Revolution by Dee

Every morning, from the warmth and comfort of my bed, I tell myself that today is the day. Today is the day I rise up and cast off the shackles I have allowed to be put on my soul. Today is the day I will make up for the moments of my silence, which I’ve let build up, until they smothered my voice completely. Today is the day I say no, I am not who you have decided for me to be: I am different, I am my own person, I share nothing with you, I reject your hatred, your misogyny, your fear, your bigotry. Today is the day I tell them that they’re the ones who are wrong. 

Every morning, but only from the warmth and comfort of my bed.

Then of course comes the worst thing, the destroyer of hopes and dreams and fantasies. Then comes reality. Then comes that moment of opportunity, that chance to speak my mind.

That’s when I show my true colors. Mostly they’re just different shades of yellow. Because you see that’s when my good friend The Status Quo shows up. It winds its arms around me, puts a restraining hand on my conscience and takes a firm grip on my tongue. And then it starts making its insidious little comments.

“Wait a second now,” it whispers lovingly into my ear, “Don’t you think we’re being a little rash? I mean yes, things could definitely be better. Maybe you speak, and you stand your ground and refuse to let them grind you down and things will be better. But. They could also be so much worse. Isn’t it better not to take that risk? Just stay quiet, keep your head down, and eke out a quiet existence in the shadows. Isn’t that what you do best in any case?”

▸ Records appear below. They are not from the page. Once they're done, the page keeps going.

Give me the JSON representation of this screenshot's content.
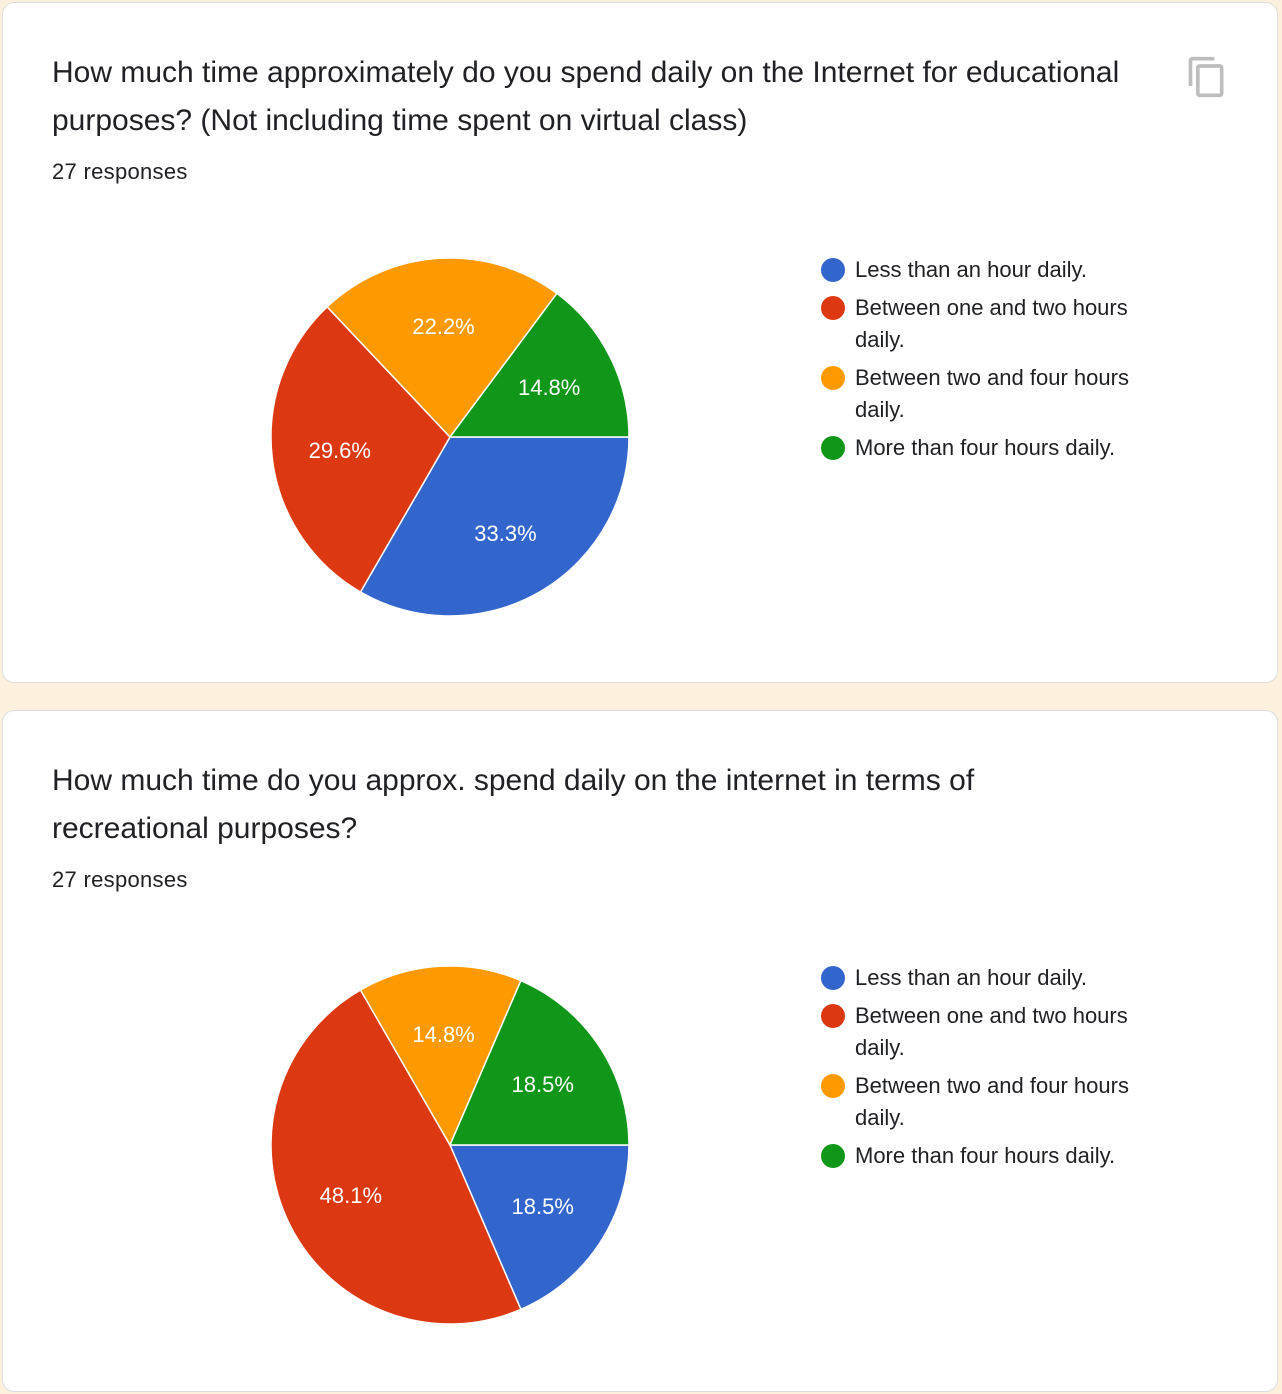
{
  "cards": [
    {
      "title": "How much time approximately do you spend daily on the Internet for educational purposes? (Not including time spent on virtual class)",
      "responses": "27 responses"
    },
    {
      "title": "How much time do you approx. spend daily on the internet in terms of recreational purposes?",
      "responses": "27 responses"
    }
  ],
  "copy_icon": "copy-icon",
  "chart_data": [
    {
      "type": "pie",
      "title": "How much time approximately do you spend daily on the Internet for educational purposes? (Not including time spent on virtual class)",
      "categories": [
        "Less than an hour daily.",
        "Between one and two hours daily.",
        "Between two and four hours daily.",
        "More than four hours daily."
      ],
      "values": [
        33.3,
        29.6,
        22.2,
        14.8
      ],
      "labels": [
        "33.3%",
        "29.6%",
        "22.2%",
        "14.8%"
      ],
      "colors": [
        "#3366cc",
        "#dc3912",
        "#ff9900",
        "#109618"
      ],
      "legend_position": "right"
    },
    {
      "type": "pie",
      "title": "How much time do you approx. spend daily on the internet in terms of recreational purposes?",
      "categories": [
        "Less than an hour daily.",
        "Between one and two hours daily.",
        "Between two and four hours daily.",
        "More than four hours daily."
      ],
      "values": [
        18.5,
        48.1,
        14.8,
        18.5
      ],
      "labels": [
        "18.5%",
        "48.1%",
        "14.8%",
        "18.5%"
      ],
      "colors": [
        "#3366cc",
        "#dc3912",
        "#ff9900",
        "#109618"
      ],
      "legend_position": "right"
    }
  ]
}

And its words make so much sense. Why want what you can’t have when what you do have, though it is in no way good, might just be good enough. I mean people are always talking about the greener grass but it seems that everyone forgets about the troll under that bridge you have to cross, and I’m no billy goat. I’m not nearly as hardy.

So I keep my mouth shut, and move on with my day, wait for the next morning and the warmth and comfort of my bed. After all, the only bloodless revolutions are the ones you have nowhere but in the safety of your own head.